Sep 26, 2023 1 min read

Music Venue Trust calls for business rate relief extension

The Music Venue Trust has called on the government to extend current business rates relief, warning that plans to remove the provision could result in an acceleration of grassroots music venue closures

Music Venue Trust calls for business rate relief extension

The Music Venue Trust has called on the UK government to again extend business rates relief for grassroots music venues. The organisation warns that plans to bring an ongoing relief scheme to an end next year will accelerate closures in the sector.

Grassroots music venues benefited from a 50% rates relief scheme that was launched in January 2020. Then, in March the same year, the entire retail, hospitality and leisure sector saw rates cut to zero as a result of the COVID-19 pandemic.

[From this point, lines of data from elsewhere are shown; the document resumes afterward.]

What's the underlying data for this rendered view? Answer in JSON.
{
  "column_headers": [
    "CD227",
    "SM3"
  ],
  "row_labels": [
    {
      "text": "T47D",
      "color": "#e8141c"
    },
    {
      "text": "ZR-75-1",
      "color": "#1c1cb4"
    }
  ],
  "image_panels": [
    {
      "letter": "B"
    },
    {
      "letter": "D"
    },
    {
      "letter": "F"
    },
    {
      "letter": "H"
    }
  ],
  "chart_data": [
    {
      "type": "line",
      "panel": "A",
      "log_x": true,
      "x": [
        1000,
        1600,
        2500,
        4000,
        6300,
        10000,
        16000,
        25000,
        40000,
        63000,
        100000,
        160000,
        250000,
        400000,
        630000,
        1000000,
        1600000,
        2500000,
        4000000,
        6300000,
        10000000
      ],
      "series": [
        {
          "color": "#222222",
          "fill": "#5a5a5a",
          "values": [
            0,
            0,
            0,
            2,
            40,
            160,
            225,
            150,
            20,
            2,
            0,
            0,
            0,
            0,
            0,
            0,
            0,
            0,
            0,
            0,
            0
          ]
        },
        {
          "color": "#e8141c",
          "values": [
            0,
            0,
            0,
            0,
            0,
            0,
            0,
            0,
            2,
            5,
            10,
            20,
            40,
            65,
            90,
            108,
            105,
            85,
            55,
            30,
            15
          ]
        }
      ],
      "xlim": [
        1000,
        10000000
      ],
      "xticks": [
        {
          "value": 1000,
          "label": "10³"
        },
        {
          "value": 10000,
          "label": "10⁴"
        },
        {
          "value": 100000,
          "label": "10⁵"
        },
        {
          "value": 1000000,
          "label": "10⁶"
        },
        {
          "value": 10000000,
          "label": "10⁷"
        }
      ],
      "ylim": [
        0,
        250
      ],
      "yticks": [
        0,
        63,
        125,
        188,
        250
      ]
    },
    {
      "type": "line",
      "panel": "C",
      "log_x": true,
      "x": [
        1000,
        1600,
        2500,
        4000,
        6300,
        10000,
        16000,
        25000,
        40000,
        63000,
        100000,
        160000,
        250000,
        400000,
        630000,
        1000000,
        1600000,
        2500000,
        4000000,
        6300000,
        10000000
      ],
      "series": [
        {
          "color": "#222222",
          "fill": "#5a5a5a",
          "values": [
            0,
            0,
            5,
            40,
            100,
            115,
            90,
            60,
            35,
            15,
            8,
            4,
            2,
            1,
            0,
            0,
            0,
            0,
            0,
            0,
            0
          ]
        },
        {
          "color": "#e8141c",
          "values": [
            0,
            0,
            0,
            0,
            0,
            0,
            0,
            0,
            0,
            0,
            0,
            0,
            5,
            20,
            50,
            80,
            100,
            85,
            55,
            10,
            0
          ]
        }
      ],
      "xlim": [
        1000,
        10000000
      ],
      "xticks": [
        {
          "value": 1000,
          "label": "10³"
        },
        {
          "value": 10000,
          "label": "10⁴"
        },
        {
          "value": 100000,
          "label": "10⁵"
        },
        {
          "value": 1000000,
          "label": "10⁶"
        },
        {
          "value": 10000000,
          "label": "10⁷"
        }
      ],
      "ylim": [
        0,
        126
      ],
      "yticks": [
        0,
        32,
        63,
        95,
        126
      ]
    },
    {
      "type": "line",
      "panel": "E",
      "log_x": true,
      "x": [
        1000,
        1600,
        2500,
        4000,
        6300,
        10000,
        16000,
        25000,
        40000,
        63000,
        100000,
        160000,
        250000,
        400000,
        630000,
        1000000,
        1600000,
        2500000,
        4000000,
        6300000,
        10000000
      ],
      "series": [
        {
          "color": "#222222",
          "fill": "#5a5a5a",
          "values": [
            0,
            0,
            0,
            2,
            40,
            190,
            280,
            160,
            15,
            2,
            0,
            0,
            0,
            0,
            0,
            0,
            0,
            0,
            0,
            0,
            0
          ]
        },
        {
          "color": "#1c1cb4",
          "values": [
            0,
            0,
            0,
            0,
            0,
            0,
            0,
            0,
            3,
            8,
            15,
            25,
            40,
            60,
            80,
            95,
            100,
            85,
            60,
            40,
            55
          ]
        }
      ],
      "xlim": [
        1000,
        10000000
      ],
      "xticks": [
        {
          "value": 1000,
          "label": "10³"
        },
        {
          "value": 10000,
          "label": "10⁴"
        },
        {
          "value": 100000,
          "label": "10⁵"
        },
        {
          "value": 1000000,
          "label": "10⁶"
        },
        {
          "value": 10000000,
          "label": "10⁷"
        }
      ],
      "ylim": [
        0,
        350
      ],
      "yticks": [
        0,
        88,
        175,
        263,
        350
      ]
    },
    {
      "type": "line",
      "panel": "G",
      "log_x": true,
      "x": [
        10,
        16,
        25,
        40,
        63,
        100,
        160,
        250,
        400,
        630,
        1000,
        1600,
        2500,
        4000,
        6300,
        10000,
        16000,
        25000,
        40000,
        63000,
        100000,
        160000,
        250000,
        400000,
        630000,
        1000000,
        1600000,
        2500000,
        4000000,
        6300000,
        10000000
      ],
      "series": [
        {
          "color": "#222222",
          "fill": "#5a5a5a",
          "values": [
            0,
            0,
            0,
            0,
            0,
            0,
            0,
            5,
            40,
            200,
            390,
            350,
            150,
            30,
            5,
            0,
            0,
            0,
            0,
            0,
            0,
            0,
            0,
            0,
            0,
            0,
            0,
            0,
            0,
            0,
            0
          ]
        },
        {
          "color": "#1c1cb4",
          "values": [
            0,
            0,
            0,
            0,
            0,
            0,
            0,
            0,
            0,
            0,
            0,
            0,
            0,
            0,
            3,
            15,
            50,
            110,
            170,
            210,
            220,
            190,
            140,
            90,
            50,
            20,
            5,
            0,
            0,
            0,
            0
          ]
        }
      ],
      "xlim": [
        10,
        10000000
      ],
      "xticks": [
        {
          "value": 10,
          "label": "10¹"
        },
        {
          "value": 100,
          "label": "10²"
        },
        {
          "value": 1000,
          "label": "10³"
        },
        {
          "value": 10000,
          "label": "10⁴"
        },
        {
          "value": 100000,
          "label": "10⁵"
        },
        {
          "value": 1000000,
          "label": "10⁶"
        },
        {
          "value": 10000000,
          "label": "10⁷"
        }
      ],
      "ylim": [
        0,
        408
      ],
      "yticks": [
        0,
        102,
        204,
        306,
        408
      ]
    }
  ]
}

Since 2021, there has been a 75% relief across these sectors, with a number of extensions following lobbying from organisations like the MVT.

The government recently announced plans to end this relief in April 2024. The MVT estimates that this will increase costs by £15 million across the grassroots music venue sector. It says that its recent annual survey found that 78 grassroots venues have permanently closed in the last year, and fears that a rate increase will only exacerbate this.

“The current business rates system is anachronistic, inconsistent and outdated, and fails to meet the principles of good tax design”, says MVT CEO Mark Davyd.

“The UK government is currently conducting a consultation on wider reforms but the solutions they have so far proposed are in no way radical enough to redress fundamental inequalities that will lead to many more venue closures”.

“We are already losing grassroots music venues at a catastrophic rate, which has had a knock-on effect of 4000 jobs losses, the removal of 14,250 live music events and 193,230 performance opportunities for musicians, £9m of musician income and £59m of economic activity”, he continues.

“By extending business rates relief past next April the government could throw a vital lifeline to grassroots music venues already holding onto survival by their fingertips”.